A história de Marcelle Oliveira, uma diarista de 34 anos, viralizou nas redes sociais na última quinta-feira (02), após ela ser impedida de esquentar sua comida durante uma faxina na casa de um cliente em Ipanema, na Zona Sul do Rio. A mulher desabafou sobre a situação e afirmou que decidiu ir embora antes de terminar a faxina por causa da falta de respeito que recebeu.
Segundo Marcelle, na hora do almoço ela perguntou ao cliente se poderia esquentar sua comida, mas a resposta que recebeu foi negativa. O homem teria dito que os aparelhos domésticos não poderiam ser usados por prestadores de serviços, apenas pelos moradores da casa. Indignada com a situação, a diarista decidiu ir embora e deixou a faxina pela metade, sem receber nenhum pagamento pelo serviço que já havia prestado.
“Estou indo pra minha casa, larguei a faxina pra lá. Não poder esquentar meu almoço? Que isso! Gente, diarista ou faxineira é ser humano igual a vocês. Não adianta ser doutor e não ter educação e respeito pelos outros”, relatou.
Nas redes sociais, Marcelle desabafou sobre o ocorrido e afirmou que diaristas e faxineiras são seres humanos como qualquer outra pessoa, merecendo respeito e consideração. Ela também afirmou que o trabalho doméstico é essencial e que os profissionais que o realizam merecem reconhecimento.

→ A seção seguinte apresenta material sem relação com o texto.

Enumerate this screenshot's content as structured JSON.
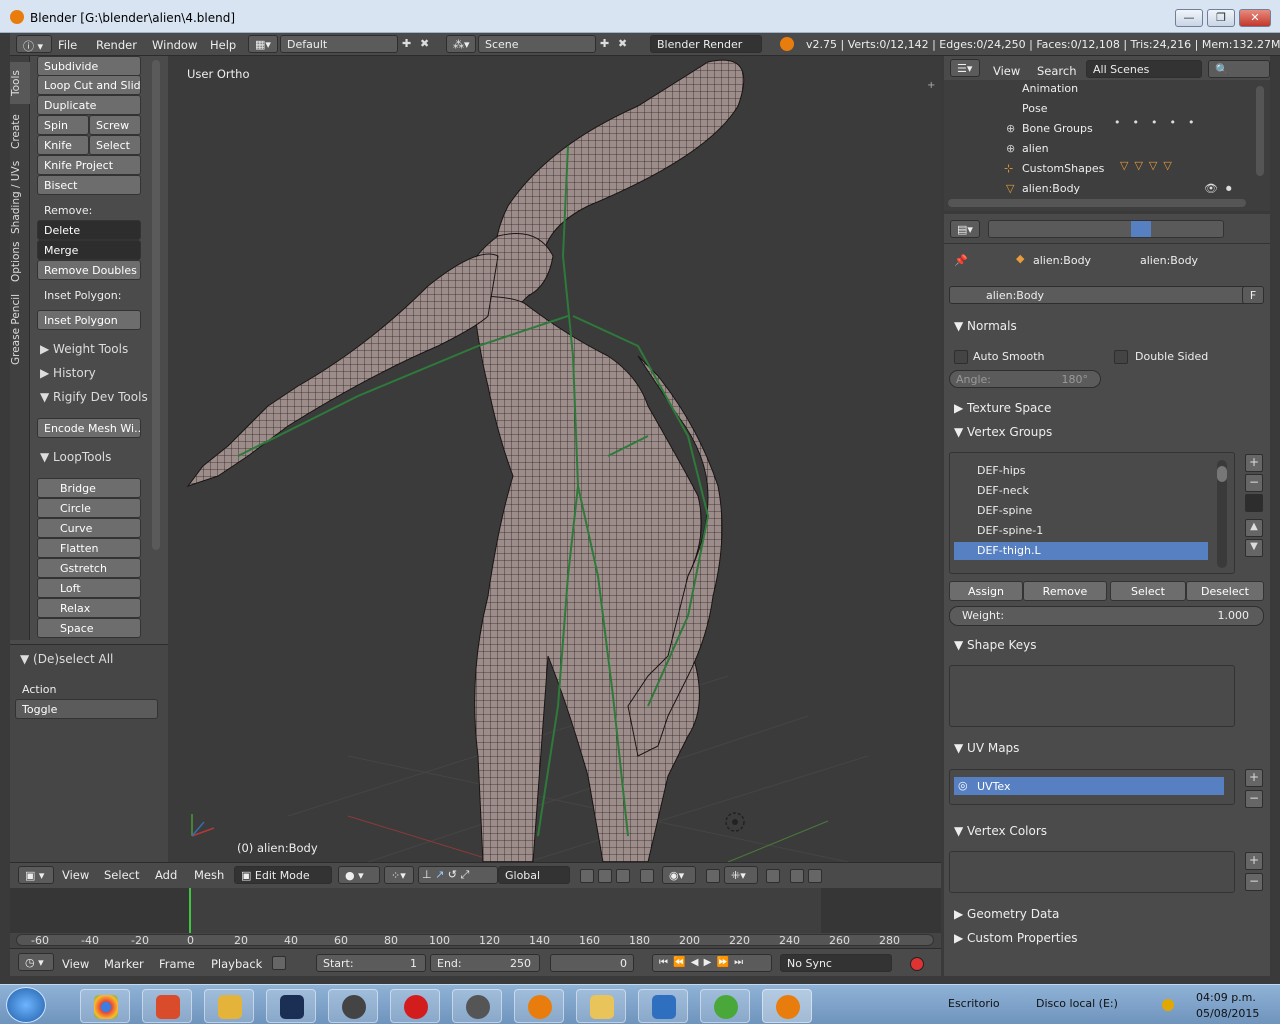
{
  "window": {
    "title": "Blender [G:\\blender\\alien\\4.blend]",
    "min": "—",
    "max": "❐",
    "close": "✕"
  },
  "topbar": {
    "menus": [
      "File",
      "Render",
      "Window",
      "Help"
    ],
    "screen_layout": "Default",
    "scene": "Scene",
    "engine": "Blender Render",
    "stats": "v2.75 | Verts:0/12,142 | Edges:0/24,250 | Faces:0/12,108 | Tris:24,216 | Mem:132.27M | al"
  },
  "tabs": [
    "Tools",
    "Create",
    "Shading / UVs",
    "Options",
    "Grease Pencil"
  ],
  "toolshelf": {
    "buttons": [
      "Subdivide",
      "Loop Cut and Slide",
      "Duplicate"
    ],
    "spin": "Spin",
    "screw": "Screw",
    "knife": "Knife",
    "select": "Select",
    "knife_project": "Knife Project",
    "bisect": "Bisect",
    "remove_label": "Remove:",
    "delete": "Delete",
    "merge": "Merge",
    "remove_doubles": "Remove Doubles",
    "inset_label": "Inset Polygon:",
    "inset_button": "Inset Polygon",
    "weight_tools": "Weight Tools",
    "history": "History",
    "rigify": "Rigify Dev Tools",
    "encode_mesh": "Encode Mesh Wi...",
    "looptools": "LoopTools",
    "looptools_items": [
      "Bridge",
      "Circle",
      "Curve",
      "Flatten",
      "Gstretch",
      "Loft",
      "Relax",
      "Space"
    ],
    "deselect_all": "(De)select All",
    "action_label": "Action",
    "action_value": "Toggle"
  },
  "viewport": {
    "view_label": "User Ortho",
    "object_label": "(0) alien:Body"
  },
  "view3d_header": {
    "menus": [
      "View",
      "Select",
      "Add",
      "Mesh"
    ],
    "mode": "Edit Mode",
    "orientation": "Global"
  },
  "timeline": {
    "ticks": [
      "-60",
      "-40",
      "-20",
      "0",
      "20",
      "40",
      "60",
      "80",
      "100",
      "120",
      "140",
      "160",
      "180",
      "200",
      "220",
      "240",
      "260",
      "280"
    ],
    "menus": [
      "View",
      "Marker",
      "Frame",
      "Playback"
    ],
    "start_label": "Start:",
    "start": "1",
    "end_label": "End:",
    "end": "250",
    "current": "0",
    "sync": "No Sync"
  },
  "outliner": {
    "menus": [
      "View",
      "Search"
    ],
    "filter": "All Scenes",
    "rows": [
      "Animation",
      "Pose",
      "Bone Groups",
      "alien",
      "CustomShapes",
      "alien:Body"
    ]
  },
  "properties": {
    "breadcrumb_object": "alien:Body",
    "breadcrumb_data": "alien:Body",
    "datablock": "alien:Body",
    "fake_user": "F",
    "normals": "Normals",
    "auto_smooth": "Auto Smooth",
    "double_sided": "Double Sided",
    "angle_label": "Angle:",
    "angle_value": "180°",
    "texture_space": "Texture Space",
    "vertex_groups": "Vertex Groups",
    "groups": [
      "DEF-hips",
      "DEF-neck",
      "DEF-spine",
      "DEF-spine-1",
      "DEF-thigh.L"
    ],
    "assign": "Assign",
    "remove": "Remove",
    "select": "Select",
    "deselect": "Deselect",
    "weight_label": "Weight:",
    "weight_value": "1.000",
    "shape_keys": "Shape Keys",
    "uv_maps": "UV Maps",
    "uv_item": "UVTex",
    "vertex_colors": "Vertex Colors",
    "geometry_data": "Geometry Data",
    "custom_properties": "Custom Properties"
  },
  "taskbar": {
    "escritorio": "Escritorio",
    "disco": "Disco local (E:)",
    "time": "04:09 p.m.",
    "date": "05/08/2015"
  },
  "colors": {
    "accent": "#5680c2",
    "mesh": "#9d8d8a",
    "bones": "#2e7a3a"
  }
}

“Nós que fazemos trabalho doméstico não somos menos gente do que você quem tem diploma. Todos os profissionais sejam em qual área que for merecem reconhecimento e respeito. Se vocês precisam do nosso trabalho é sinal de que nosso serviço é essencial”, afirmou.
A publicação de Marcelle nas redes sociais rapidamente ganhou repercussão, com mais de um milhão de visualizações até a manhã de quinta-feira (02). Muitas pessoas se solidarizaram com a diarista e ofereceram ajuda financeira, mas ela rejeitou as ofertas. Nos comentários, internautas demonstraram indignação com a atitude do cliente e afirmaram que o tratamento dado a Marcelle é um reflexo do preconceito e da discriminação que ainda existem na sociedade.